What we don’t actually have is a word for someone who has power but is not operating as a leader — except for very pejorative terms (“dictator,” “suck-up,” “sell-out,” “hack,” etc.) Some of that may be justified, but it also belies the fact there are many fine people who have acquired power but who don’t, when they act, actually lead. They may act to manage or coordinate or organize or administer, or follow what their “Board of Directors” or social group or political constituency wants them to do — and they may be very good at that in a certain sense. They may be pleasing as colleagues and know how to make others feel pretty good. They may have a strong moral sense but not be particularly righteous about it. They have a contribution to make and are making it. But they do not have much consciousness of leadership, what another great writer, Peter Koestenbaum, calls “leadership mind” and we don’t typically regard them as possessing classic leadership qualities such as “inspiration.” Because of their level of power, the term “follower” also does not fit well, although to me these folks often seem to be employees of somebody, good employees and sometimes very highly placed. Some of them run large organizations with skill and are judged to be successful. And frankly, I think it is unfortunate that sometimes they don’t get the credit they deserve for what they do — for what they are bringing, rather than what they lack.
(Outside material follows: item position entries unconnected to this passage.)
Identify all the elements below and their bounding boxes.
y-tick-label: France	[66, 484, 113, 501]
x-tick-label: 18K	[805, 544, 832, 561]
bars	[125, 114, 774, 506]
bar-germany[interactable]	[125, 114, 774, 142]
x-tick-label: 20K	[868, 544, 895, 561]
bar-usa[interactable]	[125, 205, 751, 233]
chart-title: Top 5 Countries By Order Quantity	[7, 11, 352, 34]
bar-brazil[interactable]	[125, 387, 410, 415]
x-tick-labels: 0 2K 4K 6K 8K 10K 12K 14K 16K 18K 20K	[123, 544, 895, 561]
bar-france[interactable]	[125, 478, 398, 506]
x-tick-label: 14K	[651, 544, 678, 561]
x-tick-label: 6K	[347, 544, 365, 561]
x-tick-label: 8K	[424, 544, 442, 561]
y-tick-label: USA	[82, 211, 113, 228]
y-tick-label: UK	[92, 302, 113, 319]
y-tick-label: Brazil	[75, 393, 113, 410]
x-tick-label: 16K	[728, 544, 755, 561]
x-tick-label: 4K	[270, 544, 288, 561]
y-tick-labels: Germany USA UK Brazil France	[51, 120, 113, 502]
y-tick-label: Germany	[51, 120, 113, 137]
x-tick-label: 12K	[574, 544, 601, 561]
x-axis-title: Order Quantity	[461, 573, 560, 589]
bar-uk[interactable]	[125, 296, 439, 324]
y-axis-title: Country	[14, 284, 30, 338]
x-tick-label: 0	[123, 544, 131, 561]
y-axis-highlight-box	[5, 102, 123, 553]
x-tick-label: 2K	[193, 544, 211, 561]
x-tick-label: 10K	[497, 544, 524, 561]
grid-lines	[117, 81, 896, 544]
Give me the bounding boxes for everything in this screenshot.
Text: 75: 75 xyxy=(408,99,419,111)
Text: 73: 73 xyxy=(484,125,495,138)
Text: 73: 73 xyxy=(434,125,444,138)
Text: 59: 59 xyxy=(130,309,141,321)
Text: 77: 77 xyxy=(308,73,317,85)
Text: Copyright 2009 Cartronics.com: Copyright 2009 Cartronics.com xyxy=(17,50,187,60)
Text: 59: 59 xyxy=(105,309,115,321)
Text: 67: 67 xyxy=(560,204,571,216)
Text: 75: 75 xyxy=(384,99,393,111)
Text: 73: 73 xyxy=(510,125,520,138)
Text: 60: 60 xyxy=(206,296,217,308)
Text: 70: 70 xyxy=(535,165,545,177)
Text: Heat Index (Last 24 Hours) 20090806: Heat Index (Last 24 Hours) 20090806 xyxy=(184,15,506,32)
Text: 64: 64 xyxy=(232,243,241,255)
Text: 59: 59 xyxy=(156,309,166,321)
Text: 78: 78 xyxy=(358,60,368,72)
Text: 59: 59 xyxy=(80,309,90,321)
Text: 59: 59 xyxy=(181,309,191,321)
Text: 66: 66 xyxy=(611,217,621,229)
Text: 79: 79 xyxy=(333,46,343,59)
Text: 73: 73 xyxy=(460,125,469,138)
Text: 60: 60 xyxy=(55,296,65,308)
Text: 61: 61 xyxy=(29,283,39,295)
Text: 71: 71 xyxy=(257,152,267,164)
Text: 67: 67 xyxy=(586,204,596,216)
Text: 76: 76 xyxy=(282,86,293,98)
All of this can push us back to trying to figure out what the real, core traits of personal leadership are and it drives us to use terms like risk-taking, creativity, integrity, and having a vision. But I sense it goes so much deeper than that.
Leadership to me is a kind of revolution of the soul. An incessant revolt that favors knowing at the deepest levels who I am and who we are (Self, not just self), what the tasks in this lifetime are, what the potentials for contribution are, and how we can touch, connect, and serve in whatever small ways a positive evolution of the world and of consciousness itself. An unfolding of spirit that simply cannot be contained. From this standpoint, my own simple definition of a leader is anybody who wants to use their potentials to make a conscious and positive difference — but with a lot of emphasis placed on that word, “conscious.”
And I do believe that everyone holds the seeds of that consciousness — some closer to the surface perhaps, some buried farther down. But they are there for any of us — if you can let yourself grow — and even if you are the President of the United States.